Chinese Urban Finance Reform

The planning challenges of modern urban China are both familiar and less so. In part, they include the generic problems associated with financing fast urban growth, including managing change and the various constituencies of that change. There are also the few million details specific to the Chinese situation, ranging from the specifics of market reform and fiscal reforms to housing/employment reforms. This post outlines the main points of a paper on some key issues prepared for a volume being prepared for the Lincoln Institute China Program. (There is a companion paper by Weiping Wu examining urban infrastructure finance in more detail.)

1. Financing rapid urban growth
Among a large set of complex issues, consider two: (a) The challenges of planning with respect to the pace, scope and scale of change. Rapid urban growth brings changes in local government functional responsibilities, their revenue bases, and their decision/governance frameworks. (b) At the same time, the client changes as rural migrants urbanize and urban residents suburbanize. Thus there is the challenge of identifying the customer on the one hand, and communicating with them on the other.

2. Chinese particulars
Even if you only hear about China on the Fox News Network, you are probably aware of a number of planning environment distinctions, among others:

  • Due to the household registration system, and its large associated “floating population,” together with the problematic statutory definitions of what is and is not urban, there may well be substantial undercounting of municipal service demands.
  • The transition to a more market-oriented economy suggests several issues associated with the regulation/management of land, project competition, privatization, and design/development processes.
  • So-called off-budget public finance, on both the revenue and expenditures sides of the budget.
  • Transfers from the center to local governments remain somewhat ad hoc, and thus nontransparent, unpredictable, and perhaps out of sync with both local demands and top-down mandates.

3. Example: Fiscal decentralization


With the advent of “socialism with Chinese characteristics” and the relaxation of many Mao-era practices in the 1980s and since, central-local relations have been reformed substantially a number of times. Analysts such as Bird, Bahl, Martinez-Vasquez and Wong have identified at least 4 important stages.
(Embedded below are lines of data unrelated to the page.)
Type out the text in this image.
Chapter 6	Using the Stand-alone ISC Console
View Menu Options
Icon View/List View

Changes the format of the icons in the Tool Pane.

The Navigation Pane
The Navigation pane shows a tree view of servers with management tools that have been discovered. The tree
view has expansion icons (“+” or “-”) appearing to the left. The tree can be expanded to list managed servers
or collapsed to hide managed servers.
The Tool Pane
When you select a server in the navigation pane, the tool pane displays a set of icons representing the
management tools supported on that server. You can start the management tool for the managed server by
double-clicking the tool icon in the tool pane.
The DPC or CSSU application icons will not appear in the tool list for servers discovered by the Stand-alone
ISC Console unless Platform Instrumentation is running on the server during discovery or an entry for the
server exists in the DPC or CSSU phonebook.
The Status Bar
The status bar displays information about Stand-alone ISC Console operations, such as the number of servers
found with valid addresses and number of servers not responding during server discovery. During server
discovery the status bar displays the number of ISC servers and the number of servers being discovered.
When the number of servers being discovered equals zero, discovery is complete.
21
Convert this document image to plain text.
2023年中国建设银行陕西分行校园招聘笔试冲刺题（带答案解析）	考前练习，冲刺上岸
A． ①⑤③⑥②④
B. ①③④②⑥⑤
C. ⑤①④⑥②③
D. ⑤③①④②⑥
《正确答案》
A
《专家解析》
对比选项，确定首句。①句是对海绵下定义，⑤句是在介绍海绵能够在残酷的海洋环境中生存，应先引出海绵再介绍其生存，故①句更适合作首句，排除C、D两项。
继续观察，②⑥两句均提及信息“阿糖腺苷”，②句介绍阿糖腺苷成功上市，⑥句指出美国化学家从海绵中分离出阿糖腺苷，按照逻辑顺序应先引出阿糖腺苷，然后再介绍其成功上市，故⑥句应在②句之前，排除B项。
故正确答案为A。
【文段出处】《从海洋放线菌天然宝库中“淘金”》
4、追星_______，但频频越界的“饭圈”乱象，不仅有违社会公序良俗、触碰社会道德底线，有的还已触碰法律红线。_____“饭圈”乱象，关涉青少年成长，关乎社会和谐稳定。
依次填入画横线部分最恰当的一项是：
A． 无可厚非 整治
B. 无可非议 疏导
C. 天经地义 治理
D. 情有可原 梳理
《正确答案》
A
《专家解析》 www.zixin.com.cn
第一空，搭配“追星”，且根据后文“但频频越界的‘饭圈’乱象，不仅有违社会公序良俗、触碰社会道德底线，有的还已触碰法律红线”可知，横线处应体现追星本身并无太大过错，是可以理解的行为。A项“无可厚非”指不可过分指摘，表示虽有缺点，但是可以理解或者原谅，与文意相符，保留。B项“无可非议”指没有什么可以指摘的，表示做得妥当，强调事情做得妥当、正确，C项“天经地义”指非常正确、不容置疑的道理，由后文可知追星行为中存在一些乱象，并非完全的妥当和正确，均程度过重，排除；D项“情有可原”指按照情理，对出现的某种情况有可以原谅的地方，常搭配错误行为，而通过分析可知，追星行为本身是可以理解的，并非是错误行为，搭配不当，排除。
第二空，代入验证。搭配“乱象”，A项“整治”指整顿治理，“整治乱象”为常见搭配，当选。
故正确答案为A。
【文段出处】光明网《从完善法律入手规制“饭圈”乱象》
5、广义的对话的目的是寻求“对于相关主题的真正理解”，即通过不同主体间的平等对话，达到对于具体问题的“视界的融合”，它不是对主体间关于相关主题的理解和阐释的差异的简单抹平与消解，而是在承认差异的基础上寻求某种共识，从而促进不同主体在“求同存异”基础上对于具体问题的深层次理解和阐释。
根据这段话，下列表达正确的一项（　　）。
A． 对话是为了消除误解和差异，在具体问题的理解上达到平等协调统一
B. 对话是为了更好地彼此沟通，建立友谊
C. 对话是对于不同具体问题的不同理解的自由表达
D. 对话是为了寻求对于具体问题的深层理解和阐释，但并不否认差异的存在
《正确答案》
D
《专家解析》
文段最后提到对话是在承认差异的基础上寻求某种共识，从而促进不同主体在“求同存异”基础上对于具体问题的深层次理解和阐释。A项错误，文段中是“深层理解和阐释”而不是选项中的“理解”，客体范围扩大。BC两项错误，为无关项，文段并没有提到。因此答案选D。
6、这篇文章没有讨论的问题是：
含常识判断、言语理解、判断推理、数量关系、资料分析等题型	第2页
In 1980, a new system of revenue and expenditure assignments to local governments were implemented. These were modified in 1985 by adding clearer revenue targets, above which provinces could keep the “surplus” or below which would be filled by central transfers. This too was not felt to send the right incentives, so was modified around 1988 with a “fiscal contracting system” that explicitly factored in expected growth rates in revenues. This didn’t work out quite as planned either, however, with the central share of national public revenues falling markedly from nearly 40% in 1985 to more like 20% by 1993.

So in 1994 the system was revised again to the so-called tax shared system, which included a modernization of the administration of the tax system. This reversed the decline in central revenues but largely at the expense of local own-source revenues. However, central transfers filled the gap.

More uniquely to China, many local governments are also addressing this gap via off-budget methods, often can involve evolving land markets in a way that affects the urban form and footprint like so: Urban land belongs to local governments, which they can lease for large up front fees when in demand. There appears to be a strong incentive, then, to use eminent domain-like powers to take possession of agricultural land, perhaps at compensation levels somewhat below market value, in order to provide this land for private developments. I’ll postpone discussion of research issues surrounding this behavior for another post, but there is evidence that this has been a major revenue source in some areas.

4. Reform issues
Some fiscal decentralization principles seem to apply pretty much everywhere, and so we once again find problems with a system that does not adequately stimulate own-resources (such as the property tax) while relying heavily on central revenues for local spending purposes. There is no problem with exploiting the ability of the center to raise public funds more efficiently and fairly than localities, but these should be redistributed to those localities in a way that does not distort local revenue or spending behaviors, and in a transparent, predictable manner. The current somewhat ad hoc nature of transfers does neither. It also seems that local expenditures assignments are vague in many respects. Reforms on both the spending and tax side of the system would promote more rational urban planning.